Salah satu komponen biaya dana adalah suku bunga simpanan. Nah, ini yang kemudian agak ngeri-ngeri sedap.
Mengutip data Lembaga Penjamin Simpanan (LPS), total Dana Pihak Ketiga (DPK) di perbankan nasional per Mei adalah Rp 6.157 triliun. Dari jumlah tersebut, Rp 2.602 triliun (42,26%) dalam bentuk deposito.
Jumlah rekening deposito adalah 5,07 juta, kalah jauh ketimbang tabungan yang mencapai 304,31 juta. Namun duit yang tersimpan di tabungan 'hanya' Rp 1.971 triliun, tidak sampai separuh dari deposito.
Deposito adalah dana mahal, bunganya lebih tinggi ketimbang tabungan biasa. Rata-rata suku bunga deposito pada Mei adalah 5,74%, sementara tabungan tidak lebih dari 2%.
Selain itu, DPK perbankan juga dikuasai oleh para deposan kelas paus. Pada Mei, total nilai simpanan di atas Rp 5 miliar mencapai Rp 2.855 triliun atau 46,86% dari jumlah DPK. Padahal jumlah rekeningnya paling sedikit, tetapi isinya bukan kaleng-kaleng.
Para deposan itu yang 'menyandera' perbankan. Bermodal dana besar, mereka bisa meminta bunga tinggi atas simpanannya dan bank tidak dalam posisi menguntungkan. Sebab kalau tidak dituruti, deposan itu akan pindah dan bank kehilangan DPK dalam jumlah besar.
Selagi perbankan masih harus 'melayani' para deposan besar, maka suku bunga simpanan sulit turun signifikan. Saat suku bunga simpanan masih tinggi, jangan harap suku bunga kredit bisa ditekan.
Faktor kedua adalah soal efisiensi. Salah satu indikator untuk mengukur efisiensi adalah rasio biaya operasional berbanding pendapatan operasional (BOPO).

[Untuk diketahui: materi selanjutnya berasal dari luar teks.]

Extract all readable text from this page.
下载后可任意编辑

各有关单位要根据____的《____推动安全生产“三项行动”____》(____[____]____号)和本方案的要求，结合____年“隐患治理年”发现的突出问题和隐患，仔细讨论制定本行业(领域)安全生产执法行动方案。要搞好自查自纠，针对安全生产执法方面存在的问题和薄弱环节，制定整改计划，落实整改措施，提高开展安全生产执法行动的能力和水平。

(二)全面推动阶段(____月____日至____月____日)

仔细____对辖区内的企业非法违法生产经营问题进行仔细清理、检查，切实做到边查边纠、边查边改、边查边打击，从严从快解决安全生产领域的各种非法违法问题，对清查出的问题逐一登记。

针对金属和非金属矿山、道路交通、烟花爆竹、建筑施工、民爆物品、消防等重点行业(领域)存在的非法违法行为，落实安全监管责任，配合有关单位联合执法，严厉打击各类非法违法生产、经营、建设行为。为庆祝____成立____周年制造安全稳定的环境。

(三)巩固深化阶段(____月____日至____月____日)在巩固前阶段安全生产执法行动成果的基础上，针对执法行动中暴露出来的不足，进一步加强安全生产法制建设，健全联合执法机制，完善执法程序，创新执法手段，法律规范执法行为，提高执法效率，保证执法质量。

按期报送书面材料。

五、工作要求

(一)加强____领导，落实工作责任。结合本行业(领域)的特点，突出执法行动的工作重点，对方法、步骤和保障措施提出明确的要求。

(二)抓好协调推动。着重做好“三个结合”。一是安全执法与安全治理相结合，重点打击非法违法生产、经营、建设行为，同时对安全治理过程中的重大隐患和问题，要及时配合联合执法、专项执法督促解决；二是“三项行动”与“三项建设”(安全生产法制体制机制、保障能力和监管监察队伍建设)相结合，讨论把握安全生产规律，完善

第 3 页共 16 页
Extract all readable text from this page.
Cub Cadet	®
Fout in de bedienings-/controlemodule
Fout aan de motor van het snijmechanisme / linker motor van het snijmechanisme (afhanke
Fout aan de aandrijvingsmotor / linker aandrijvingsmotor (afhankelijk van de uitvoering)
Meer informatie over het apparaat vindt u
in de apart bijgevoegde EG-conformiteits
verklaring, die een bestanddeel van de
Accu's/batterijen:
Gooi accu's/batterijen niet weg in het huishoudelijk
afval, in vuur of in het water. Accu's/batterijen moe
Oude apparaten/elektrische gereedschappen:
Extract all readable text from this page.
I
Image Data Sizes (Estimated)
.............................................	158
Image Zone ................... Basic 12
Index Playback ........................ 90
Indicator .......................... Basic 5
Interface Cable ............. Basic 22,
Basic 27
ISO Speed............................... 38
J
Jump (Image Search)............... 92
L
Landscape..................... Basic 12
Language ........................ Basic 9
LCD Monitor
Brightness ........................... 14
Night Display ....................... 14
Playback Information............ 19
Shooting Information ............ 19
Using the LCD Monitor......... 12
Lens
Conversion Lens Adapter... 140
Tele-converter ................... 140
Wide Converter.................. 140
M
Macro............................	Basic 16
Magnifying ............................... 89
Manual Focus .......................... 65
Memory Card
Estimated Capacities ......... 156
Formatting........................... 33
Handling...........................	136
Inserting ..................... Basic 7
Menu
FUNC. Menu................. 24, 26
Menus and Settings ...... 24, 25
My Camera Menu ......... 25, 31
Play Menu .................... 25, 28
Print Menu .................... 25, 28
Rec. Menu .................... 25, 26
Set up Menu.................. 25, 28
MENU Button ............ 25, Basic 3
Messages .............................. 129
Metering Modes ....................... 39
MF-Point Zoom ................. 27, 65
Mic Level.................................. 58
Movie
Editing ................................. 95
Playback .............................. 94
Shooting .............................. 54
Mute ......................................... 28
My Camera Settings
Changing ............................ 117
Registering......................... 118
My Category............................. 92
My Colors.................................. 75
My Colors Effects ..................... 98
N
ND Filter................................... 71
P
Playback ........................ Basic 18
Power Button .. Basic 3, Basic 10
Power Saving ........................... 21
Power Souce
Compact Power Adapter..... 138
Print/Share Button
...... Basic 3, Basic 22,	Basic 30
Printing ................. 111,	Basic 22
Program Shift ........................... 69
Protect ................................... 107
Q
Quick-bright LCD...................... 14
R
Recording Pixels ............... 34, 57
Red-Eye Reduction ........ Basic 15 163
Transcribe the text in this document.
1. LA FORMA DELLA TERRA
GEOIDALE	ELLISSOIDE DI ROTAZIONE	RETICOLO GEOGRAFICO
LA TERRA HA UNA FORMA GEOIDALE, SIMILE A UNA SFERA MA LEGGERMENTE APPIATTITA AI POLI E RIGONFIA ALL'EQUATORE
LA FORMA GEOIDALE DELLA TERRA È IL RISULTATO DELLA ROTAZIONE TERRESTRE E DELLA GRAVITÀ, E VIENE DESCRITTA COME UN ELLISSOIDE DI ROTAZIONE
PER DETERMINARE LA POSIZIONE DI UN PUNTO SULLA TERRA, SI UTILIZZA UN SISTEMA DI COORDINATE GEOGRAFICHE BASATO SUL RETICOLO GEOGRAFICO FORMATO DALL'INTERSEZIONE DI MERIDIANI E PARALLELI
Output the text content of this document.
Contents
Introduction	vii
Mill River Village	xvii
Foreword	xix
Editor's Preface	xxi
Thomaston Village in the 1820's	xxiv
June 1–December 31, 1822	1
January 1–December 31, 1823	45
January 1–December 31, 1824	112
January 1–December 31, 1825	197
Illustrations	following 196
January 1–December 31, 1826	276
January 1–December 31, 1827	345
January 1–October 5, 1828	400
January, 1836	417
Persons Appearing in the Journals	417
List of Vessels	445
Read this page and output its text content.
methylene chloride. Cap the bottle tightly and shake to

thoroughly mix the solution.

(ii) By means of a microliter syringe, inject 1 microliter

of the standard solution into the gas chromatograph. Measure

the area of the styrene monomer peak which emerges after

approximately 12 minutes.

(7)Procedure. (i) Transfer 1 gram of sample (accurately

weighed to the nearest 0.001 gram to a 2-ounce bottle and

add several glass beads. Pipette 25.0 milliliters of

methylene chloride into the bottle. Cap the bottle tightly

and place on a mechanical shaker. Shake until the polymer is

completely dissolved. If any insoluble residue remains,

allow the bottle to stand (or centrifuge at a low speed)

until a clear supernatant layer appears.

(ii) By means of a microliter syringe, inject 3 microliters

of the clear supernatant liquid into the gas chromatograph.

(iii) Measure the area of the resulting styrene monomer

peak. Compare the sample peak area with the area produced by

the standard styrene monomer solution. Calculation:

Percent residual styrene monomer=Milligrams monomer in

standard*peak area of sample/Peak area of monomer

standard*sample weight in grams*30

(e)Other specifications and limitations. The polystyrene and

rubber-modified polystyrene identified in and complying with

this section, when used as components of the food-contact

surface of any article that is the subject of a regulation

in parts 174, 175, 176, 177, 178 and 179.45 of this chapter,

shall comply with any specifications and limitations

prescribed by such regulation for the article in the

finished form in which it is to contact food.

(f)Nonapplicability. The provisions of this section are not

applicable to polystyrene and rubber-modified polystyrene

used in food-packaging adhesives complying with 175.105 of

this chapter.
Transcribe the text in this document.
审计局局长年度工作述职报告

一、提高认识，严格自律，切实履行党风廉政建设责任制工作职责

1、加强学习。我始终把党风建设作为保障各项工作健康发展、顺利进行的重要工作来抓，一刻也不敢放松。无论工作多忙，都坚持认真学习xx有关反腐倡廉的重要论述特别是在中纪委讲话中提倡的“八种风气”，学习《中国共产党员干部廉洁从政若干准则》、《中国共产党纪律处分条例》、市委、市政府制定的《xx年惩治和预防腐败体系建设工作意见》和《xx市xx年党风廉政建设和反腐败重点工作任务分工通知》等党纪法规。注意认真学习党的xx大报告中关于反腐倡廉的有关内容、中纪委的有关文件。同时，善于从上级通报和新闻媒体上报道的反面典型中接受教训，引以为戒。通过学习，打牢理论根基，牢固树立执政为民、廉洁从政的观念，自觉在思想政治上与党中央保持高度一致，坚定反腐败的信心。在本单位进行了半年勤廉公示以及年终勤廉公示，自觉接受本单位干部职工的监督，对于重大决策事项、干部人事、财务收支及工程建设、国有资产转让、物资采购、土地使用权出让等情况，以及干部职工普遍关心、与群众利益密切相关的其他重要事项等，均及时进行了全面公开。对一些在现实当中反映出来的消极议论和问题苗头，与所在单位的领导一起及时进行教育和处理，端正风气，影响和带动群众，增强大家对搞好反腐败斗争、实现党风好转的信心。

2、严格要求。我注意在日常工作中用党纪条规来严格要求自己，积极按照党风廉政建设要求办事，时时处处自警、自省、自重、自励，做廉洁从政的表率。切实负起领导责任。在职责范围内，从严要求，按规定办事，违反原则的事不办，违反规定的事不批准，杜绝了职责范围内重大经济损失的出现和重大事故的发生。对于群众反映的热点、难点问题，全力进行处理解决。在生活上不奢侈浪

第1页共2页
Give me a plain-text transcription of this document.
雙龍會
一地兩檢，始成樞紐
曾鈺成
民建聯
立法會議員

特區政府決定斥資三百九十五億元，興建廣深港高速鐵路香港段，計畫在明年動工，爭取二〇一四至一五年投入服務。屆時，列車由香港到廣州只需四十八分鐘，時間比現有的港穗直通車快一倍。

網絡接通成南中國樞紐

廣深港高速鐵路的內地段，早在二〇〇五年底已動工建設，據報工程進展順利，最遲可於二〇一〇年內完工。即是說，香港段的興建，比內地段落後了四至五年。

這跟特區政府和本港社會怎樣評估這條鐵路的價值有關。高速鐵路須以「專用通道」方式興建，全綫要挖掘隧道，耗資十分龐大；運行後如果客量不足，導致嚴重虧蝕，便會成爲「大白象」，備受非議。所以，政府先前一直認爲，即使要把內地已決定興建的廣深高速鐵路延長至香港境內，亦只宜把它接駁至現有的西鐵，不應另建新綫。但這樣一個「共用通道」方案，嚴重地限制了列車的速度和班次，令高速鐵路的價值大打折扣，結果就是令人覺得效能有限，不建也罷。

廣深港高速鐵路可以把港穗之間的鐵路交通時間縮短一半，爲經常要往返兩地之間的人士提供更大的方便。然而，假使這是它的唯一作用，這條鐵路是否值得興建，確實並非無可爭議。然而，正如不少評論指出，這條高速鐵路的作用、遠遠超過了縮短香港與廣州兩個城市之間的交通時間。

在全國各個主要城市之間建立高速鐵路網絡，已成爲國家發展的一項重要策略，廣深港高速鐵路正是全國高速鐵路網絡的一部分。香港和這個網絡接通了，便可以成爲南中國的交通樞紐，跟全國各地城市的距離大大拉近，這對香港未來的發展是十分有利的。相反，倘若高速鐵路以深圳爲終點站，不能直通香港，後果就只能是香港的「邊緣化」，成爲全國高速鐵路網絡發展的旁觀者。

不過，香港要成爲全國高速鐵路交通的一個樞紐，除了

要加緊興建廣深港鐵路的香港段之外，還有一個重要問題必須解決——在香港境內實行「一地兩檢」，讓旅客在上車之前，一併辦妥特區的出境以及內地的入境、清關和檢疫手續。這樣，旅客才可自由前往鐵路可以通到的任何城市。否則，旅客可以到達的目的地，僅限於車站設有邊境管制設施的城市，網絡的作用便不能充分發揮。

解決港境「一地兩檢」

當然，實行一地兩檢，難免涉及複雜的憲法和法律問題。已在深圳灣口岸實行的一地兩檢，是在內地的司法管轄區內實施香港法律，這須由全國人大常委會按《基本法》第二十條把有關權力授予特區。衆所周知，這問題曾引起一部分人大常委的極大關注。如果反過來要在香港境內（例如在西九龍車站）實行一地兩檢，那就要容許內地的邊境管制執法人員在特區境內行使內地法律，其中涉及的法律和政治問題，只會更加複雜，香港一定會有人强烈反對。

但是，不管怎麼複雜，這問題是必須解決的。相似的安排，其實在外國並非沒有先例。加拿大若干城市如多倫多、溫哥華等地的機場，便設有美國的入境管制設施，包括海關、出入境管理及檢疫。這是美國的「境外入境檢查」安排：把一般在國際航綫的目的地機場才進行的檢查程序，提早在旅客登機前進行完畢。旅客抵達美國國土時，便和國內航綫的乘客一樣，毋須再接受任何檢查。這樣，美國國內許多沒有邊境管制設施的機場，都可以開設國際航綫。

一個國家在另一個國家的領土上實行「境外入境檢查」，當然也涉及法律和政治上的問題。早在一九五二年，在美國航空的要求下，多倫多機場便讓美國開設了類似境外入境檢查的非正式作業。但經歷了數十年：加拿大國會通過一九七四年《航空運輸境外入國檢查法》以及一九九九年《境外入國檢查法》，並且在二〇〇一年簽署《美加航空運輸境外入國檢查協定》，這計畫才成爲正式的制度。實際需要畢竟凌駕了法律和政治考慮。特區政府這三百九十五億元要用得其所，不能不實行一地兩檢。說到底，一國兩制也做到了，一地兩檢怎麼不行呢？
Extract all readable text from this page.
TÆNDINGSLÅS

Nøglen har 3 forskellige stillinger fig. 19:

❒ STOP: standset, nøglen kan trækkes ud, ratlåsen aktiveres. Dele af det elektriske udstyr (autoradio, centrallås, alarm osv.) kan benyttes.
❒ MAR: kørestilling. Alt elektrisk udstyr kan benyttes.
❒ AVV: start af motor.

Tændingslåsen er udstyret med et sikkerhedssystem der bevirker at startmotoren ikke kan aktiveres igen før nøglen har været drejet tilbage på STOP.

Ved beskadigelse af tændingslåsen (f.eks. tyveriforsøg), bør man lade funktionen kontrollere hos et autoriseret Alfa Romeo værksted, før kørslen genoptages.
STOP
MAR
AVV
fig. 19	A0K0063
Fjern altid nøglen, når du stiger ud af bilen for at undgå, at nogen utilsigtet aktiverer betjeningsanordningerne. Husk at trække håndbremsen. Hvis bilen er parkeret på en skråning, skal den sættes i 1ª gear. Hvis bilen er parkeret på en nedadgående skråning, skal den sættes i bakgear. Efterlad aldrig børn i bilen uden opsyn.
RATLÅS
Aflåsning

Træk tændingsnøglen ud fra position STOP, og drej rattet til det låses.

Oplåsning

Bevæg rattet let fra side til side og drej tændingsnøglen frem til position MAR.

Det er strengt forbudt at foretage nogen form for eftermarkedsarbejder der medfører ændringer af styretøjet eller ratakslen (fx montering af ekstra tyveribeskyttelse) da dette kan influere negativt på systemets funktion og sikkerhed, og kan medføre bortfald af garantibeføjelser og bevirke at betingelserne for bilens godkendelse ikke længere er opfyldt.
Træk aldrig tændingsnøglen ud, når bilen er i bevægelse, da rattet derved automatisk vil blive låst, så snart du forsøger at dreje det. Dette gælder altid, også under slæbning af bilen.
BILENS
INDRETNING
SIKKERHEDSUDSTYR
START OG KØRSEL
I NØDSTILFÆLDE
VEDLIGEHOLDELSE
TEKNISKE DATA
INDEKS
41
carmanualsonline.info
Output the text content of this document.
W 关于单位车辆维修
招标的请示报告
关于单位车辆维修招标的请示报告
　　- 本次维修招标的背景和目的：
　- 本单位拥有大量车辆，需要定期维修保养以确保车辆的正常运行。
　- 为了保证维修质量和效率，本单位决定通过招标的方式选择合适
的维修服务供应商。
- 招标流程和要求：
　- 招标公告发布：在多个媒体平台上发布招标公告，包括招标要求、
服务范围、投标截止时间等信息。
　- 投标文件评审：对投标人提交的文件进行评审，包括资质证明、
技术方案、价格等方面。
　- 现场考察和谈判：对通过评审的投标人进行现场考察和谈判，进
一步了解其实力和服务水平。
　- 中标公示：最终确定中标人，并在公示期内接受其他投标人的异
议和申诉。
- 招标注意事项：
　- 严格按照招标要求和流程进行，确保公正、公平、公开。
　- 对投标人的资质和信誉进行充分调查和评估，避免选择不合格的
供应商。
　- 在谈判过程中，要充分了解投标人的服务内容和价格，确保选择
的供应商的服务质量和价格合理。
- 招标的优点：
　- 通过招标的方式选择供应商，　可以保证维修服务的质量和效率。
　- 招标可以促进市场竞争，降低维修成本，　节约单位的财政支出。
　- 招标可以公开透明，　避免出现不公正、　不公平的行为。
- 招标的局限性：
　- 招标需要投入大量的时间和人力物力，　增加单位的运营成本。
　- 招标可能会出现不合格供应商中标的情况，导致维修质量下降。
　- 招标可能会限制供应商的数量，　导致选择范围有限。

Data Otoritas Jasa Keuangan (OJK) menyebut, BOPO bank umum konvensional per April adalah 84,85%. Turun dibandingkan bulan sebelumnya yang sebesar 88,84% tetapi meningka ketimbang setahun sebelumnya yakni 83,48%.
Sepanjang operasional perbankan tidak efisien, maka akan ada sebagian beban yang dialihkan ke nasabah dalam bentuk suku bunga. Akan selalu ada premium dalam pembentukan suku bunga, padahal itu gara-gara perbankan sendiri yang tidak efisien.
Kesimpulannya, mau suku bunga acuan turun pun sulit untuk berangan-angan suku bunga kredit bisa terpangkas dalam laju yang sama. Selalu akan ada selisih, yang setidaknya disebabkan oleh dua faktor itu.
Jadi walau suku bunga acuan mungkin tidak turun dalam waktu dekat, jangan khawatir. Toh dampaknya tidak akan terasa-terasa amat buat rakyat kebanyakan.